The Caspian Ferry (featuring Vasily Peskov as author)

"A ferry across the sea?"
"Yes."

Our helicopter appeared just as the loaded ferry was leaving its pier in Baku, moving away from the straight lines of the rails that ended abruptly at the water's edge. The railroad ends just as abruptly in Krasnovodsk, across the Caspian Sea. In twelve hours' time the ferry will nose into them. The panel on the stern will open and dozens of freight cars bound for Ashkhabad and Tashkent will roll out of the bowels of the ship and along the rails. After a stopover of three hours a new cargo of freight cars from Tashkent or Dushanbe will head across the sea to Baku. Previously, the contents of the cars was transferred into the ship's hold from the shore.
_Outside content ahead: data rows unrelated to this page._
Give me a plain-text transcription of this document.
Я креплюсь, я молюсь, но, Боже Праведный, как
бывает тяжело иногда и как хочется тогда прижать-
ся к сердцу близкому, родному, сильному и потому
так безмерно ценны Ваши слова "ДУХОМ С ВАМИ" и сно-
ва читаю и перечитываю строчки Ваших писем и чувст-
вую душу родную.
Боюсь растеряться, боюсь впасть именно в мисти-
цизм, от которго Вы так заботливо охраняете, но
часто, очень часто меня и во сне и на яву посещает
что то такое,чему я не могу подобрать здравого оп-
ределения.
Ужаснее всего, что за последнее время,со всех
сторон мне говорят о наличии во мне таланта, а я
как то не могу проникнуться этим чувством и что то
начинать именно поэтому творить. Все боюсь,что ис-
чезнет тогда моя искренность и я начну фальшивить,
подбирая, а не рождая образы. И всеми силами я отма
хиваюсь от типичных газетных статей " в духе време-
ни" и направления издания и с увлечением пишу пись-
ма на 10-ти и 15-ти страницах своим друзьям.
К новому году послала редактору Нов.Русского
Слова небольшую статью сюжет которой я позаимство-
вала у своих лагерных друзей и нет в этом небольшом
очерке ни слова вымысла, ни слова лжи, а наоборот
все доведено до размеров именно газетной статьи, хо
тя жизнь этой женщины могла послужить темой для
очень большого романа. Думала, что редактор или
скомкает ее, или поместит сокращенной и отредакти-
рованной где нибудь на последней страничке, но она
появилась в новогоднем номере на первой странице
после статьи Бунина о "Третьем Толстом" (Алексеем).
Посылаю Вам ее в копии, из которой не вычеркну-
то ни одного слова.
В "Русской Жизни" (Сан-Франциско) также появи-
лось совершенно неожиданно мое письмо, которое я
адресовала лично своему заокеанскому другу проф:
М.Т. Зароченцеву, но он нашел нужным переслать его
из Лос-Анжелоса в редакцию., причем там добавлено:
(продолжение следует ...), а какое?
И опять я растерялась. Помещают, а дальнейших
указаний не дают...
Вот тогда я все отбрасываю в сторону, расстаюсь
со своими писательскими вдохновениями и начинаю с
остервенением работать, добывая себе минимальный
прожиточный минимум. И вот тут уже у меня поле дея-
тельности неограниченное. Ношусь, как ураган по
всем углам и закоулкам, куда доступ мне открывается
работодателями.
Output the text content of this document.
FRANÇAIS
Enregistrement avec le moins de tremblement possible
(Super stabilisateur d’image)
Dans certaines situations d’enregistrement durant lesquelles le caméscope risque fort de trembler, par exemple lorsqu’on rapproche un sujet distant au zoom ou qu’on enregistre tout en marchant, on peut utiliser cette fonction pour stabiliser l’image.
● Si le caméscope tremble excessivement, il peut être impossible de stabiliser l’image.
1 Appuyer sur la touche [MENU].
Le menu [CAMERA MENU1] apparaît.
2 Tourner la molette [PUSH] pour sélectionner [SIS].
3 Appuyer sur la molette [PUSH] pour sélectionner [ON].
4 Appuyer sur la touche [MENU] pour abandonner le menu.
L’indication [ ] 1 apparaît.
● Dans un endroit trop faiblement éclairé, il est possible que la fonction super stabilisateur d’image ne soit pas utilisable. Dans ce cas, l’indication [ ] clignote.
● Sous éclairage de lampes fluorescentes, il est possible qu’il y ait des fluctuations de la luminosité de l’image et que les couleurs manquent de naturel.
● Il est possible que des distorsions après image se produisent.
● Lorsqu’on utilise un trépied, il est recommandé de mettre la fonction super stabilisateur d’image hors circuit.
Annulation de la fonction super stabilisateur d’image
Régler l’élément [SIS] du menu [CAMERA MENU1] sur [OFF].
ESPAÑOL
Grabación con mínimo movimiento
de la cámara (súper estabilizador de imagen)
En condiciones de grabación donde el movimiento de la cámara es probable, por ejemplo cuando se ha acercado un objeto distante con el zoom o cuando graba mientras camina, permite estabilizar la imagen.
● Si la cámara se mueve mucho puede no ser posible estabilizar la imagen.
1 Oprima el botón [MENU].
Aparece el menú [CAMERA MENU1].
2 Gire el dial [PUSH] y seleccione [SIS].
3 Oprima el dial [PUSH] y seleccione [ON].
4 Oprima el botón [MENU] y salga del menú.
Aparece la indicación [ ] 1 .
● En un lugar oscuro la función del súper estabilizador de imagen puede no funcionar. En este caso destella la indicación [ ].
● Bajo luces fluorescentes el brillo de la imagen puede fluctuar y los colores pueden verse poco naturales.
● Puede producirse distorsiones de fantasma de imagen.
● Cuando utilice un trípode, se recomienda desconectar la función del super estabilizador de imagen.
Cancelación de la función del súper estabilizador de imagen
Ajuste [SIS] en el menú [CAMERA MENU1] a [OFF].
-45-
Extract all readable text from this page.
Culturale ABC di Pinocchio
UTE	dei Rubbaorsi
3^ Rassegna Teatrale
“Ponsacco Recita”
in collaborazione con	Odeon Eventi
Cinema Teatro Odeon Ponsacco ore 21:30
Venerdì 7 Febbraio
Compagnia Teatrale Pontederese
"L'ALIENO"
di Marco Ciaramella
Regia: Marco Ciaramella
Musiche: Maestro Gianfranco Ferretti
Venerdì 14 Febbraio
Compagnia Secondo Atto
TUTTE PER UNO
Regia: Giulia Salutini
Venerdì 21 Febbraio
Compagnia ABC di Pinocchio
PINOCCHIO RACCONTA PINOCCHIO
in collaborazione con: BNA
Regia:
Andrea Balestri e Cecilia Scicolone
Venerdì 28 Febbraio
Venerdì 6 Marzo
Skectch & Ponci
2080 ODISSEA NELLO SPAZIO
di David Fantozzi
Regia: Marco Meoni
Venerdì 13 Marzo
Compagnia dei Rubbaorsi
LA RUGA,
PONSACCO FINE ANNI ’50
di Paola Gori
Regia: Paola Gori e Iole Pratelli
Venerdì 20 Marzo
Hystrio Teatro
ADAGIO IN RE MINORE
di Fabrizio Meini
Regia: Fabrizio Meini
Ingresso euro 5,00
Now a strip of railroad travels back and forth across the sea.

The ferry does not differ in appearance from any regular ship. If anything, its great size is uncommon here. It was built in Sormovo on the Volga. Its first trip down the Volga to the Caspian Sea was the most difficult, for it barely passed under the many bridges, even though its masts had been dismantled.

"The Caspian's a treacherous sea. What happens to the cars when a storm blows up?"
"Nothing. Look."

The captain took me through the echoing hold. It resembled a roundhouse. Each car was held fast by cables.

"We carry sheet glass and precast concrete to Tashkent and haven't had any complaints yet."
"What about passengers?"
"We can take on four hundred."

There are easy chairs, cabins, a salon and a restaurant.

"Is this a profitable business?"
"Each ferry shows a profit of a million rubles a year. And don't forget the savings in time and manpower. Chemicals, fertilizers, cotton and grain all had to go through a transshipping point before."
"Is this the only sea ferry in the country?"
"No. There's one in Kerch, and there's been talk of establishing a line between Sakhalin Island and the mainland. But there are a lot of difficulties involved."
"What about other countries?"
"Europe has a lot of automobile ferries and there are a lot like ours in Japan, where it's the most convenient way of joining up the railroads on the islands."

Many large and small ferries ply the rivers of our land, carrying people, cars, wagons and cattle from one bank to the other. Some are power-driven, while others belong to the old "heave-ho!" system. The ferry across the Caspian Sea "with a railroad inside", a saloon and equipped with radar is unquestionably the flagship of this fraternity.